An Aurora councillor criticized a plan to give a developer incentives for building affordable rental housing units, pointing to the monthly rent, which could be more than $2,600, according to town staff.

Councillor Wendy Gaertner was critical of the proposal to allow developers for two rental building development proposals, totalling more than 1,100 units at 101-103 Mosley St., 120 Metcalfe St. and 26-38 Berczy St., respectively, access to York Region’s rental housing incentives.

The incentives would allow the developer to defer payment of the region’s development charges, instead paying them interest-free over a 20-year period.

But to access the program, the region requires municipalities to match its own incentives; thus town staff recommended Aurora offer those same incentives to the developers, during a committee of the whole meeting on Tuesday, Feb. 11.

In exchange, the region requires the development to include at least 200 units, 50 per cent of which have to be two or more bedrooms, be within a regional centre or mass transit area, and meet the region’s definition of affordable rent.

York Region defines affordable rent as no more than 175 per cent of the average market rent within the region, meaning an affordable one-bedroom unit would rent for $2,644 a month, according to the town staff report.

That’s higher than the affordable price in the town’s official plan, which is $1,889 a month, and almost double the affordable rent benchmark set out in the province’s Development Charges Act, of $1,371 a month.

“This makes no sense to me. Nobody should be calling this affordable,” Gaertner said during the meeting. “I know affordable because I live in affordable, and there’s no way the majority of people who need to find rental housing could afford a rent of more than $2,500 a month.”

She said the town should be focusing on its own affordable housing action plan.

“I think this is a terrible plan,” said Gaertner.

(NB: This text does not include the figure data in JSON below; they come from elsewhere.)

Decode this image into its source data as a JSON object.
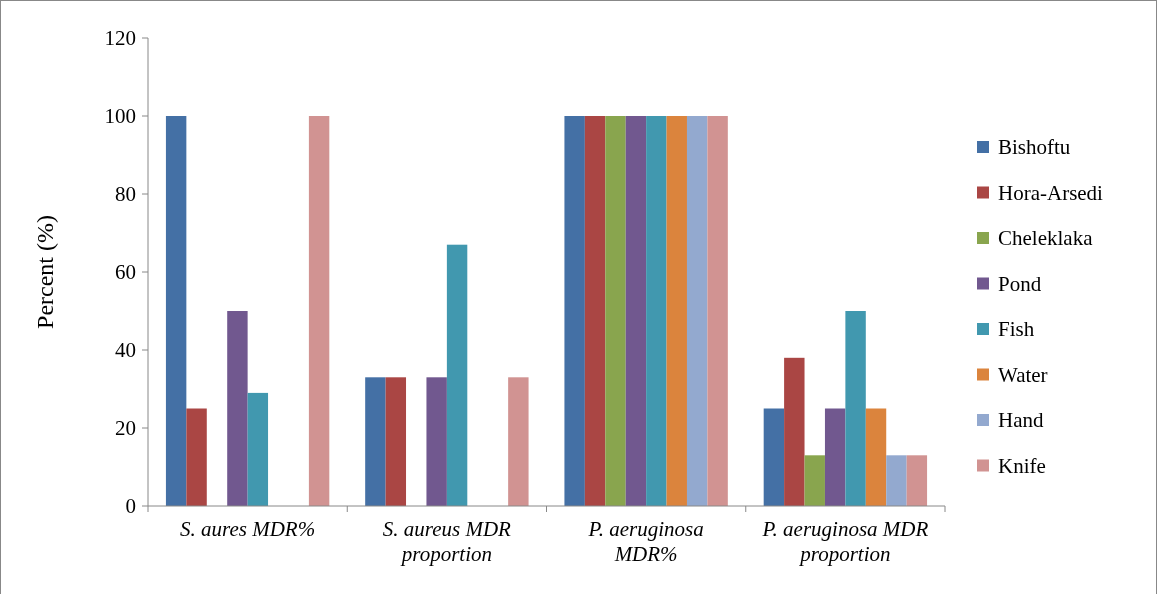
{
  "chart_data": {
    "type": "bar",
    "ylabel": "Percent (%)",
    "categories": [
      "S. aures MDR%",
      "S. aureus MDR proportion",
      "P. aeruginosa MDR%",
      "P. aeruginosa MDR proportion"
    ],
    "series": [
      {
        "name": "Bishoftu",
        "color": "#4470a5",
        "values": [
          100,
          33,
          100,
          25
        ]
      },
      {
        "name": "Hora-Arsedi",
        "color": "#aa4644",
        "values": [
          25,
          33,
          100,
          38
        ]
      },
      {
        "name": "Cheleklaka",
        "color": "#89a54e",
        "values": [
          0,
          0,
          100,
          13
        ]
      },
      {
        "name": "Pond",
        "color": "#71588f",
        "values": [
          50,
          33,
          100,
          25
        ]
      },
      {
        "name": "Fish",
        "color": "#4198af",
        "values": [
          29,
          67,
          100,
          50
        ]
      },
      {
        "name": "Water",
        "color": "#db843d",
        "values": [
          0,
          0,
          100,
          25
        ]
      },
      {
        "name": "Hand",
        "color": "#93a9cf",
        "values": [
          0,
          0,
          100,
          13
        ]
      },
      {
        "name": "Knife",
        "color": "#d19392",
        "values": [
          100,
          33,
          100,
          13
        ]
      }
    ],
    "ylim": [
      0,
      120
    ],
    "yticks": [
      0,
      20,
      40,
      60,
      80,
      100,
      120
    ],
    "grid": false,
    "legend": "right"
  }
}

But other councillors were more positive about the plan. While Councillor Rachel Gilliland acknowledged the $2,644-a-month figure was high, she said it is important to be encouraging developers to get shovels in the ground.

“It is a lot less than a $1.2-million mortgage. I look at this at least as a positive step forward to allow some sort of rental units within our community,” she said.

Protection against bankruptcy

Should both of these developments proceed as planned, Aurora will defer about $15.6 million in development charges, which will be repaid in 20 equal instalments over a period of 20 years interest-free, according to a staff report.

Councillor Harold Kim said he backed the idea, but asked what the town could do to ensure it was protected if the developer were to go bankrupt.

Rachel Wainwright-van Kessel, the town’s finance director, said the region ties its incentives to the property itself, similar to a mortgage.

“So, there is some recourse in case there is bankruptcy. The property would have to be sold and then we can recoup that way,” she said.

Town solicitor Patricia De Serio added the Development Charges Act stipulates that uncollected fees can be collected as taxes.

“If we have capital projects that we need to move forward with, we have the ability to go ahead and debt finance those projects because we have certainty on the payments coming on an annual basis, that we can then use to fund the debt,” she said.

Ultimately council, sitting as a committee of the whole, recommended the proposal be approved. Council will have a final vote at a future meeting.